Praktisch wichtig sind deshalb drei Entwicklungen:

  • Digitale Mess- und Prüfverfahren sicher beherrschen
  • Technische Dokumentation schneller und fehlerärmer erstellen
  • KI als Werkzeug für Planung, Protokolle und Fehleranalyse nutzen, nicht als Ersatz für Vor-Ort-Kompetenz

Fazit für Antennenmonteur/in: weniger Routine, mehr Verantwortung vor Ort

Dein Beruf gehört zu den Tätigkeiten, bei denen KI die Arbeit spürbar umsortiert. Besonders betroffen sind standardisierbare Teile wie Qualitätsprüfung, Qualitätssicherung, Mess-, Steuer-, Regeltechnik (MSR) und Dokumentation (technisch). Stabil bleiben die Felder, in denen es auf reale Montage, Sicherheit, Störungsbehebung und handwerkliche Präzision ankommt. Wenn du digitale Prüfprozesse, saubere Dokumentation und technisches Verständnis verbindest, machst du dich eher stärker als ersetzbar.

Kurz gesagt: Die Technik wird mehr mitarbeiten — aber sie ersetzt nicht den Menschen, der draußen verantwortlich montiert, misst, entstört und am Ende dafür geradesteht.

Erwähnte KI-Tools

CopilotLLM-gestützte Dokumentationssystemedigitale Mess- und Prüfsoftware

Datenquellen & Methodik

IAB Job-Futuromat · Statistik der Bundesagentur für Arbeit · Microsoft Research · Unsere Methodik

Dieser Artikel wurde mit KI-Unterstützung erstellt und basiert auf den oben genannten Datenquellen. Er ersetzt keine individuelle Berufsberatung.

Quellen & Studien

Worauf die Einschätzung zu Antennenmonteur/in beruht

Datenbasis und aktuelle Forschung zur KI-Exposition dieses Berufsfelds:

IAB · Job-Futuromat & Substituierbarkeitspotenziale (2025)
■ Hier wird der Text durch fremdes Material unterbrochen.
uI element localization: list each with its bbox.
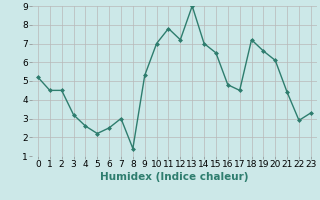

Misst je Beruf, welche Kerntätigkeiten technisch ersetzbar sind; 38 % der Beschäftigten in Berufen mit hohem Substituierbarkeitspotenzial (2019: 34 %).

Microsoft Research · Working with AI: Measuring the Applicability of Generative AI to Occupations (2025)

Analyse von 200.000 echten Copilot-Konversationen: Übersetzen, Schreiben, Kundenkommunikation am stärksten KI-anwendbar; körperliche Arbeit am wenigsten.

Anthropic · Anthropic Economic Index 2026 (2026)

Etwa 49 % der Berufe lassen bereits ein Viertel ihrer Aufgaben mit KI erledigen — überwiegend unterstützend (52 % Augmentation) statt ersetzend (45 %).

OpenAI · GDPval: AI-Performance auf real wertschöpfenden Aufgaben (2025)

Benchmark über 44 Berufe und 1.320 echte Arbeitsaufgaben: führende Modelle nähern sich der Qualität von Fachleuten in vielen Wissensberufen.

IAB · Beschäftigung & Fachkräfteengpässe variieren mit dem Substituierbarkeitspotenzial (2025)

Hohes Substituierbarkeitspotenzial führte historisch selten zu Beschäftigungsabbau — manche Berufe wachsen trotz hohem Potenzial und haben Fachkräfteengpässe.

Alle Studien im Überblick auf unserer Studien-Seite. Der KI-Risiko Score folgt unserer offen dokumentierten Methodik.